At the start of the game, you are asked to pick a single door. There is a $1/3$ chance that you have picked correctly, and a $2/3$ chance that you are wrong. This does not change when one of the two doors you did not pick is opened. The second time is that you are choosing between whether your first guess was right (which has probability $1/3$) or wrong (probability $2/3$). Clearly it is more likely that your first guess was wrong, so you switch doors.
This didn't sit well with me when I first heard it. To me, it seemed that the situation of picking between two doors has a certain kind of symmetry-things are either behind one door or the other, with equal probability. Since this is not the case here, I was led to ask where the asymmetry comes from? What causes one door to be more likely to hold the prize than the other? The key is that the host knows which door has the prize, and opens a door that he knows does not have the prize behind it.
To clarify this, say you choose door $A$, and are then asked to choose between doors $A$ and $B$ (no doors have been opened yet). There is no advantage to switching in this situation. Say you are asked to choose between $A$ and $C$; again, there is no advantage in switching. However, what if you are asked to choose between a) the prize behind door $A$ and b) the better of the two prizes behind door $B$ and $C$. Clearly, in this case it is in your advantage to switch. But this is exactly the same problem as the one you've been confronted with! Why? Precisely because the host always opens (hence gets rid of) the door that you did not pick which has the worse prize behind it. This is what I mean when I say that the asymmetry in the situation comes from the knowledge of the host.
To understand why your odds increase by changing door, let us take an extreme example first. Say there are $10000$ doors. Behind one of them is a car and behind the rest are donkeys. Now, the odds of choosing a car is $1\over10000$ and the odds of choosing a donkey are $9999\over10000$. Say you pick a random door, which we call X for now. According to the rules of the game, the game show host now opens all the doors except for two, one of which contains the car. You now have the option to switch. Since the probability for not choosing the car initially was $9999\over10000$ it is very likely you didn't choose the car. So assuming now that door X is a goat and you switch you get the car. This means that as long as you pick the goat on your first try you will always get the car.

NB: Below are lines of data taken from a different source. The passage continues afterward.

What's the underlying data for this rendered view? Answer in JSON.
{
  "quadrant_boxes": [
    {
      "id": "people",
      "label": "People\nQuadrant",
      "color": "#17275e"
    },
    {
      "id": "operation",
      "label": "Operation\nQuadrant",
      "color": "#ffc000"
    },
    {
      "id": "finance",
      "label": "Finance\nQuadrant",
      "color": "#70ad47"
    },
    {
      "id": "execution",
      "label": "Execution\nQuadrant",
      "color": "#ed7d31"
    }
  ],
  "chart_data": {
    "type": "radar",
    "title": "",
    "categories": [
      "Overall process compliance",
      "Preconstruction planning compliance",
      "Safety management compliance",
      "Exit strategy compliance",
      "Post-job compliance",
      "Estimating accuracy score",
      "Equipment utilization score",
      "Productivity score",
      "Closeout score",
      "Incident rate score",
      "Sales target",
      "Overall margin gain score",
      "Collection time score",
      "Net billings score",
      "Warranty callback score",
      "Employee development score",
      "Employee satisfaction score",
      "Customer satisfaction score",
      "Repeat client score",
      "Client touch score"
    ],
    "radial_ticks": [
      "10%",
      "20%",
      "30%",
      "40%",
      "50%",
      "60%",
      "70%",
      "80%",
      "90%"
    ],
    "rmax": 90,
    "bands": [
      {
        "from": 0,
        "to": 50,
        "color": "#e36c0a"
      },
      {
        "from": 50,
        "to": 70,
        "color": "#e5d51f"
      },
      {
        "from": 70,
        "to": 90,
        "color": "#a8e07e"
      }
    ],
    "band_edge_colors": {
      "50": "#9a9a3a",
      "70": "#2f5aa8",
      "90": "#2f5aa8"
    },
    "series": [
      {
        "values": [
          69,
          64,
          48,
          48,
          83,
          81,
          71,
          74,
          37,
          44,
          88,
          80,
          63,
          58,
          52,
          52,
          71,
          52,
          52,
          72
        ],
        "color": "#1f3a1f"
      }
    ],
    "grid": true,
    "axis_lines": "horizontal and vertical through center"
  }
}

If we return to the original problem where there are only 3 doors, we see that the exact same logic applies. The probability that you choose a goat on your first try is $2\over3$, while choosing a car is $1\over3$. If you choose a goat on your first try and switch you will get a car and if you choose the car on your first try and switch, you will get a goat. Thus, the probability that you will get a car, if you switch is $2\over3$ (which is more than the initial $1\over3$).
Here is an equivalent formulation of the Monty Hall problem, which folks on twitter seem to like.

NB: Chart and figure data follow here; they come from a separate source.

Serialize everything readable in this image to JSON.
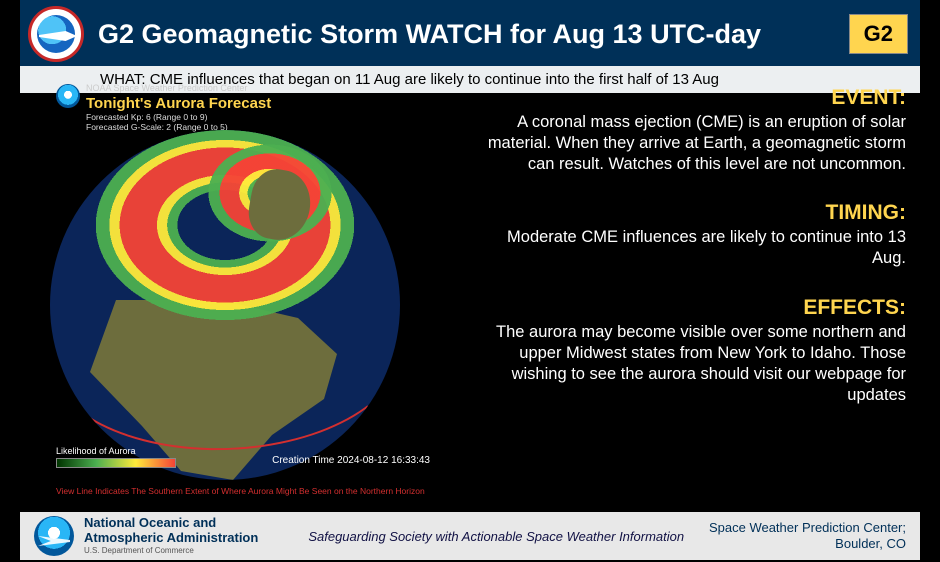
{
  "header": {
    "title": "G2 Geomagnetic Storm WATCH for Aug 13 UTC-day",
    "badge": "G2",
    "badge_bg": "#ffd54f",
    "subtitle": "WHAT: CME influences that began on 11 Aug are likely to continue into the first half of 13 Aug",
    "bg_color": "#003058"
  },
  "map": {
    "source_line": "NOAA Space Weather Prediction Center",
    "title": "Tonight's Aurora Forecast",
    "kp_line": "Forecasted Kp: 6 (Range 0 to 9)",
    "g_line": "Forecasted G-Scale: 2 (Range 0 to 5)",
    "legend_label": "Likelihood of Aurora",
    "creation_time": "Creation Time 2024-08-12 16:33:43",
    "view_note": "View Line Indicates The Southern Extent of Where Aurora Might Be Seen on the Northern Horizon",
    "globe_ocean_color": "#0b2559",
    "land_color": "#6d6d3d",
    "aurora_gradient": [
      "#4caf50",
      "#ffeb3b",
      "#f44336"
    ],
    "view_line_color": "#d32f2f"
  },
  "sections": {
    "event": {
      "head": "EVENT:",
      "body": "A coronal mass ejection (CME) is an eruption of solar material. When they arrive at Earth, a geomagnetic storm can result. Watches of this level are not uncommon."
    },
    "timing": {
      "head": "TIMING:",
      "body": "Moderate CME influences are likely to continue into 13 Aug."
    },
    "effects": {
      "head": "EFFECTS:",
      "body": "The aurora may become visible over some northern and upper Midwest states from New York to Idaho. Those wishing to see the aurora should visit our webpage for updates"
    },
    "head_color": "#ffd54f",
    "body_color": "#ffffff"
  },
  "footer": {
    "org_line1": "National Oceanic and",
    "org_line2": "Atmospheric Administration",
    "dept": "U.S. Department of Commerce",
    "tagline": "Safeguarding Society with Actionable Space Weather Information",
    "right_line1": "Space Weather Prediction Center;",
    "right_line2": "Boulder, CO",
    "bg_color": "#e8e8e8"
  }
}
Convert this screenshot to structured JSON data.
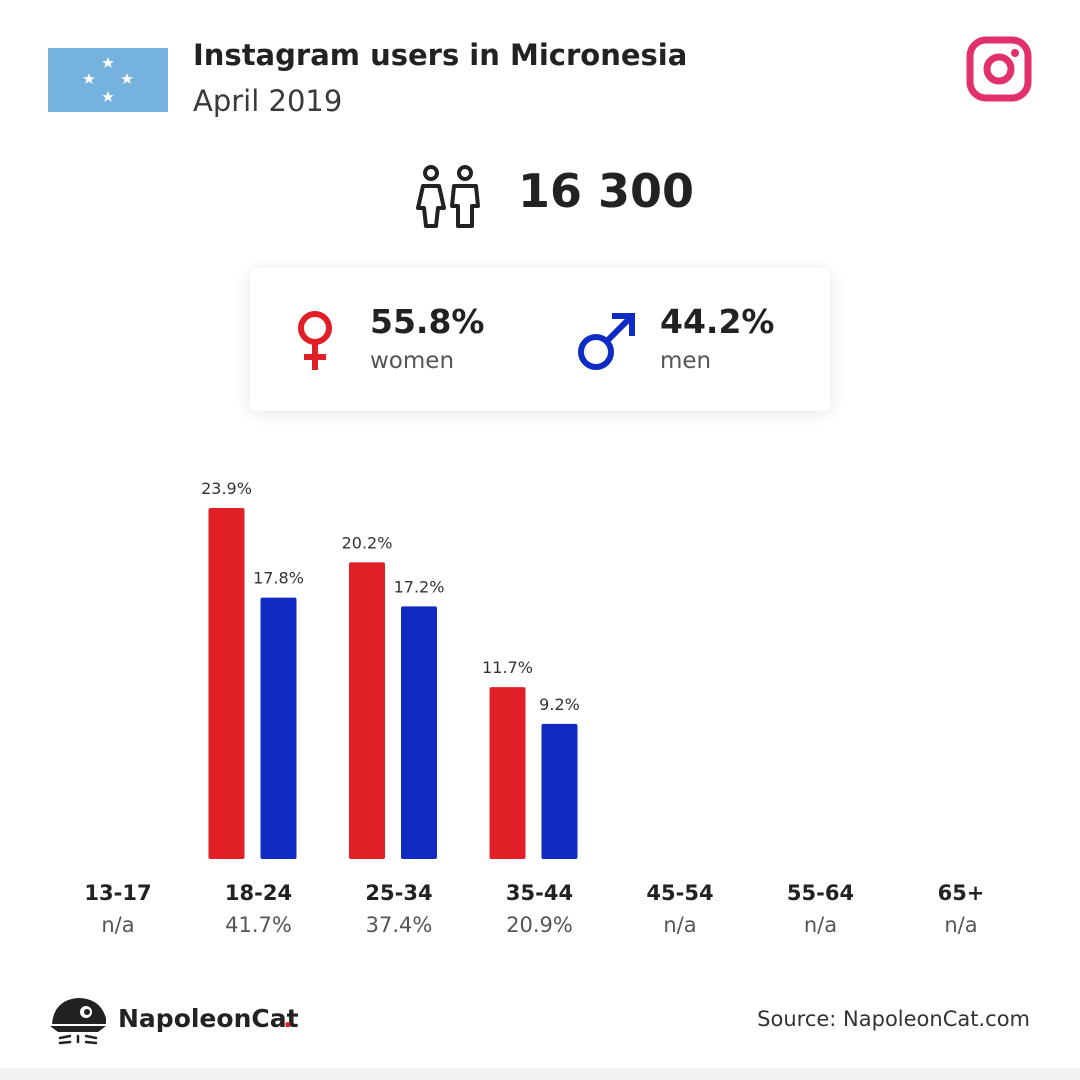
{
  "header": {
    "title": "Instagram users in Micronesia",
    "subtitle": "April 2019"
  },
  "total_users": "16 300",
  "gender": {
    "women_pct": "55.8%",
    "women_label": "women",
    "men_pct": "44.2%",
    "men_label": "men"
  },
  "footer": {
    "brand": "NapoleonCat",
    "brand_dot": ".",
    "source": "Source: NapoleonCat.com"
  },
  "colors": {
    "women": "#e01f26",
    "men": "#0f2bc3",
    "instagram": "#e1306c",
    "flag": "#75b2dd"
  },
  "icons": [
    "micronesia-flag",
    "instagram-logo",
    "users-icon",
    "female-symbol-icon",
    "male-symbol-icon",
    "napoleoncat-logo"
  ],
  "chart_data": {
    "type": "bar",
    "categories": [
      "13-17",
      "18-24",
      "25-34",
      "35-44",
      "45-54",
      "55-64",
      "65+"
    ],
    "totals": [
      "n/a",
      "41.7%",
      "37.4%",
      "20.9%",
      "n/a",
      "n/a",
      "n/a"
    ],
    "series": [
      {
        "values": [
          null,
          23.9,
          20.2,
          11.7,
          null,
          null,
          null
        ],
        "labels": [
          "",
          "23.9%",
          "20.2%",
          "11.7%",
          "",
          "",
          ""
        ]
      },
      {
        "values": [
          null,
          17.8,
          17.2,
          9.2,
          null,
          null,
          null
        ],
        "labels": [
          "",
          "17.8%",
          "17.2%",
          "9.2%",
          "",
          "",
          ""
        ]
      }
    ],
    "ylim": [
      0,
      23.9
    ],
    "grid": false
  }
}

If you solve this problem, you have solved the original. To see the connection, you can imagine boxers hidden behind the doors.

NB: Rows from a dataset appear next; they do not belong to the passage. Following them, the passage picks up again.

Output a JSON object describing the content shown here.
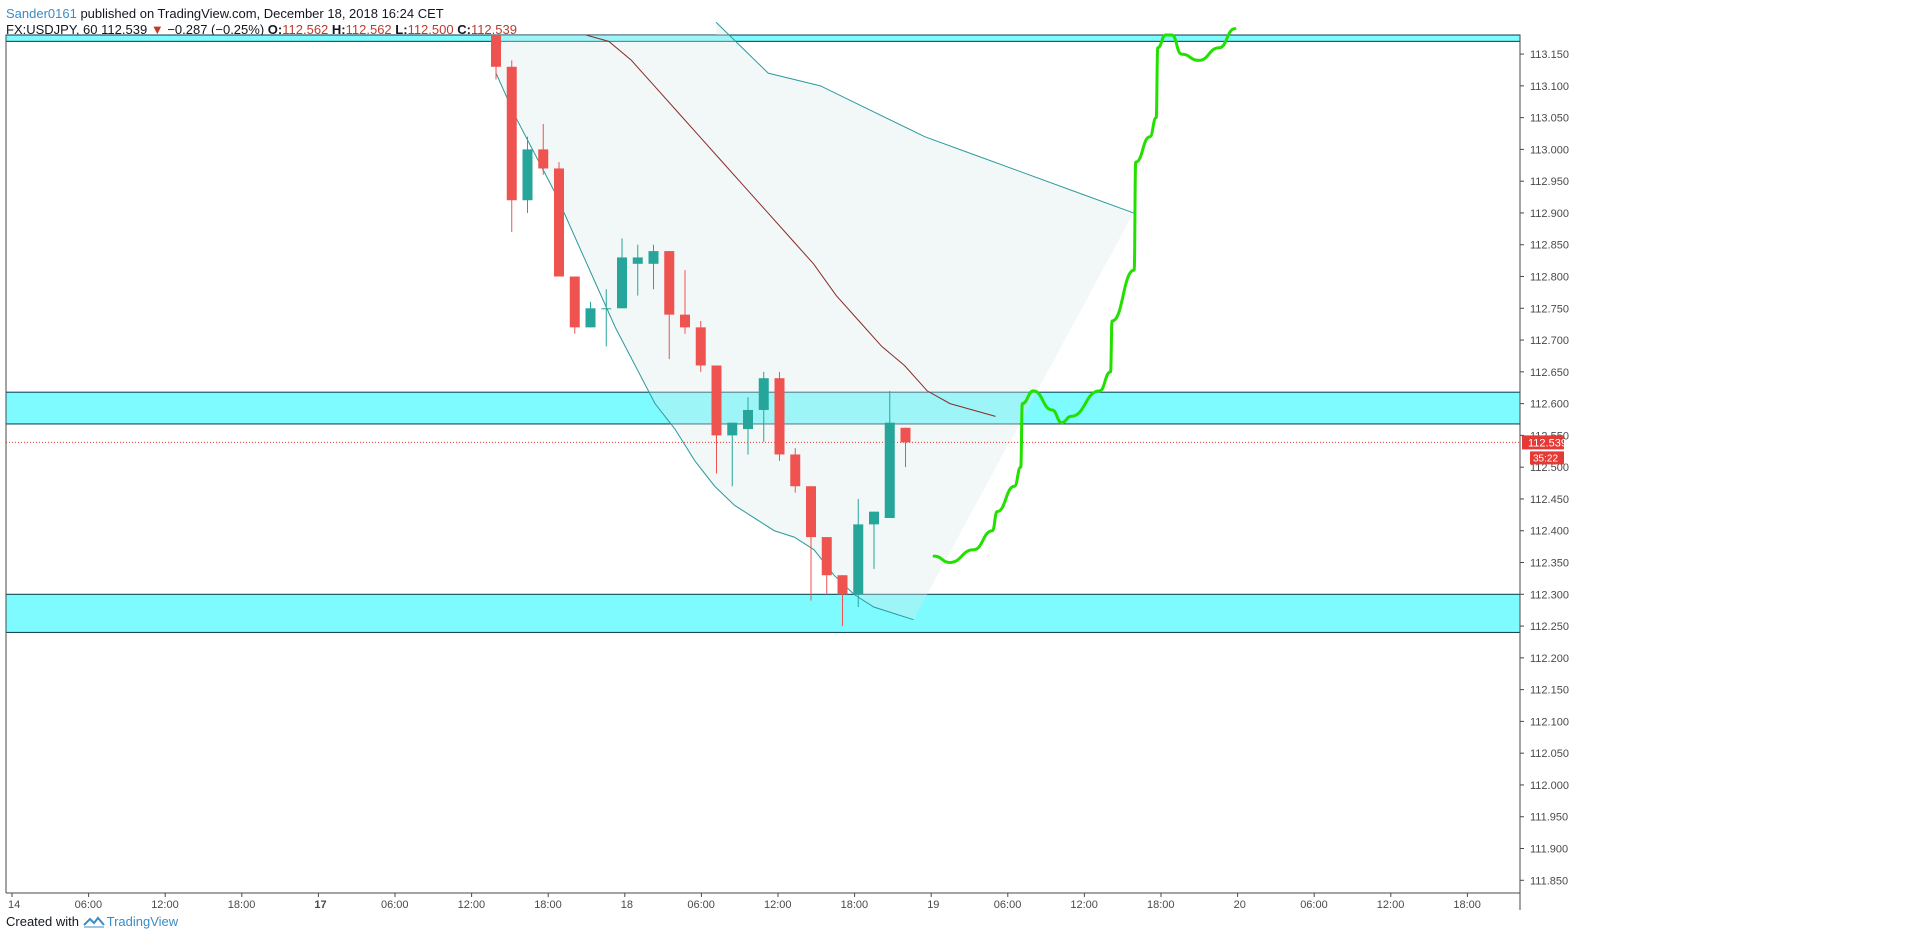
{
  "header": {
    "author": "Sander0161",
    "published": " published on TradingView.com, December 18, 2018 16:24 CET"
  },
  "symbol_line": {
    "symbol": "FX:USDJPY, 60",
    "last": "112.539",
    "change": "−0.287 (−0.25%)",
    "o_label": "O:",
    "o_val": "112.562",
    "h_label": "H:",
    "h_val": "112.562",
    "l_label": "L:",
    "l_val": "112.500",
    "c_label": "C:",
    "c_val": "112.539"
  },
  "footer": {
    "created": "Created with",
    "brand": "TradingView"
  },
  "colors": {
    "up": "#26a69a",
    "down": "#ef5350",
    "zone": "#7dfbff",
    "zone_border": "#0a3a4a",
    "band": "#2b9a9c",
    "ma": "#8b2a2a",
    "drawing": "#22e000",
    "price_line": "#e53935"
  },
  "chart_data": {
    "type": "candlestick",
    "symbol": "FX:USDJPY",
    "interval": "60",
    "ylim": [
      111.83,
      113.18
    ],
    "y_ticks": [
      113.15,
      113.1,
      113.05,
      113.0,
      112.95,
      112.9,
      112.85,
      112.8,
      112.75,
      112.7,
      112.65,
      112.6,
      112.55,
      112.5,
      112.45,
      112.4,
      112.35,
      112.3,
      112.25,
      112.2,
      112.15,
      112.1,
      112.05,
      112.0,
      111.95,
      111.9,
      111.85
    ],
    "y_tick_labels": [
      "113.150",
      "113.100",
      "113.050",
      "113.000",
      "112.950",
      "112.900",
      "112.850",
      "112.800",
      "112.750",
      "112.700",
      "112.650",
      "112.600",
      "112.550",
      "112.500",
      "112.450",
      "112.400",
      "112.350",
      "112.300",
      "112.250",
      "112.200",
      "112.150",
      "112.100",
      "112.050",
      "112.000",
      "111.950",
      "111.900",
      "111.850"
    ],
    "x_ticks": [
      "14",
      "06:00",
      "12:00",
      "18:00",
      "17",
      "06:00",
      "12:00",
      "18:00",
      "18",
      "06:00",
      "12:00",
      "18:00",
      "19",
      "06:00",
      "12:00",
      "18:00",
      "20",
      "06:00",
      "12:00",
      "18:00"
    ],
    "bold_x_ticks": [
      4
    ],
    "last_price": "112.539",
    "countdown": "35:22",
    "candles": [
      {
        "o": 113.18,
        "h": 113.18,
        "l": 113.11,
        "c": 113.13
      },
      {
        "o": 113.13,
        "h": 113.14,
        "l": 112.87,
        "c": 112.92
      },
      {
        "o": 112.92,
        "h": 113.02,
        "l": 112.9,
        "c": 113.0
      },
      {
        "o": 113.0,
        "h": 113.04,
        "l": 112.96,
        "c": 112.97
      },
      {
        "o": 112.97,
        "h": 112.98,
        "l": 112.8,
        "c": 112.8
      },
      {
        "o": 112.8,
        "h": 112.8,
        "l": 112.71,
        "c": 112.72
      },
      {
        "o": 112.72,
        "h": 112.76,
        "l": 112.72,
        "c": 112.75
      },
      {
        "o": 112.75,
        "h": 112.78,
        "l": 112.69,
        "c": 112.75
      },
      {
        "o": 112.75,
        "h": 112.86,
        "l": 112.75,
        "c": 112.83
      },
      {
        "o": 112.82,
        "h": 112.85,
        "l": 112.77,
        "c": 112.83
      },
      {
        "o": 112.82,
        "h": 112.85,
        "l": 112.78,
        "c": 112.84
      },
      {
        "o": 112.84,
        "h": 112.84,
        "l": 112.67,
        "c": 112.74
      },
      {
        "o": 112.74,
        "h": 112.81,
        "l": 112.71,
        "c": 112.72
      },
      {
        "o": 112.72,
        "h": 112.73,
        "l": 112.65,
        "c": 112.66
      },
      {
        "o": 112.66,
        "h": 112.66,
        "l": 112.49,
        "c": 112.55
      },
      {
        "o": 112.55,
        "h": 112.57,
        "l": 112.47,
        "c": 112.57
      },
      {
        "o": 112.56,
        "h": 112.61,
        "l": 112.52,
        "c": 112.59
      },
      {
        "o": 112.59,
        "h": 112.65,
        "l": 112.54,
        "c": 112.64
      },
      {
        "o": 112.64,
        "h": 112.65,
        "l": 112.51,
        "c": 112.52
      },
      {
        "o": 112.52,
        "h": 112.53,
        "l": 112.46,
        "c": 112.47
      },
      {
        "o": 112.47,
        "h": 112.47,
        "l": 112.29,
        "c": 112.39
      },
      {
        "o": 112.39,
        "h": 112.39,
        "l": 112.3,
        "c": 112.33
      },
      {
        "o": 112.33,
        "h": 112.33,
        "l": 112.25,
        "c": 112.3
      },
      {
        "o": 112.3,
        "h": 112.45,
        "l": 112.28,
        "c": 112.41
      },
      {
        "o": 112.41,
        "h": 112.43,
        "l": 112.34,
        "c": 112.43
      },
      {
        "o": 112.42,
        "h": 112.62,
        "l": 112.42,
        "c": 112.57
      },
      {
        "o": 112.562,
        "h": 112.562,
        "l": 112.5,
        "c": 112.539
      }
    ],
    "zones": [
      {
        "top": 113.185,
        "bottom": 113.17
      },
      {
        "top": 112.618,
        "bottom": 112.568
      },
      {
        "top": 112.3,
        "bottom": 112.24
      }
    ],
    "upper_band": [
      113.2,
      113.12,
      113.1,
      113.06,
      113.02,
      112.99,
      112.96,
      112.93,
      112.9
    ],
    "middle_band": [
      113.18,
      113.17,
      113.14,
      113.1,
      113.06,
      113.02,
      112.98,
      112.94,
      112.9,
      112.86,
      112.82,
      112.77,
      112.73,
      112.69,
      112.66,
      112.62,
      112.6,
      112.59,
      112.58
    ],
    "lower_band": [
      113.12,
      113.05,
      112.99,
      112.93,
      112.86,
      112.79,
      112.72,
      112.66,
      112.6,
      112.56,
      112.51,
      112.47,
      112.44,
      112.42,
      112.4,
      112.39,
      112.37,
      112.33,
      112.3,
      112.28,
      112.27,
      112.26
    ],
    "projection": [
      [
        27.5,
        112.36
      ],
      [
        28.5,
        112.35
      ],
      [
        30,
        112.37
      ],
      [
        31.2,
        112.4
      ],
      [
        31.5,
        112.43
      ],
      [
        32.6,
        112.47
      ],
      [
        33,
        112.5
      ],
      [
        33.1,
        112.6
      ],
      [
        33.8,
        112.62
      ],
      [
        35,
        112.59
      ],
      [
        35.6,
        112.57
      ],
      [
        36.2,
        112.58
      ],
      [
        38,
        112.62
      ],
      [
        38.7,
        112.65
      ],
      [
        38.8,
        112.73
      ],
      [
        40.2,
        112.81
      ],
      [
        40.3,
        112.98
      ],
      [
        41.2,
        113.02
      ],
      [
        41.6,
        113.05
      ],
      [
        41.7,
        113.16
      ],
      [
        42.2,
        113.18
      ],
      [
        42.6,
        113.18
      ],
      [
        43.2,
        113.15
      ],
      [
        44.3,
        113.14
      ],
      [
        45.6,
        113.16
      ],
      [
        46.6,
        113.19
      ]
    ]
  }
}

There are three boxers. Two of the boxers are evenly matched (i.e. 50-50, no draws!); the other boxer will beat either them, always.
You blindly guess that Boxer A is the best and let the other two fight.
Boxer B beats Boxer C.
Do you want to stick with Boxer A in a match-up with Boxer B, or do you want to switch?
Intuitively witnessing Boxer B beating Boxer C gives you information about Boxer B. The advantage of switching no longer feels "paradoxical."
Details: If Boxer B is best, then the probability of witnessing Boxer B beat Boxer C is equal to 1. By contrast, if the initially chosen Boxer A is best, then this probability is equal to 1/2 (B&C are evenly matched with no draws). This means that the event you witnessed is twice as likely if Boxer B were best than if Boxer A were best (i.e. 1 vs. 1/2). This is the information you have received. Bayes rule now tells us that the initial 1-to-1 odds in favor of Boxer B in a match-up against Boxer A must double, i.e. there are now 2-to-1 odds in favor of Boxer B being the best boxer. This means there are now 2 chances in favor of Boxer B for every 1 chance in favor of Boxer A, i.e. 2 chances out of 3 total chances. This is equivalent to saying that the probability is now 2/3 that Boxer B is the best boxer. You should switch.
Notes:
This formulation has the advantage of providing clear intuition for the solution to the problem as presented, which is equivalent to the famous version originally presented by Marilyn vos Savant.
By contrast, the current top response since 2012 on math.stackexchange correctly solves a different problem, in particular the prior probability of winning if you commit to switching regardless of which door Monty opens. What that response is missing is an argument connecting the posterior (conditional) probability to the prior. For a justification, see my comment there, or you can read this paper, page 151--153.
Update: I googled and it appears that the first to point out a framing like this were Burns & Wieth, Journal of Experimental Psychology--General 2004.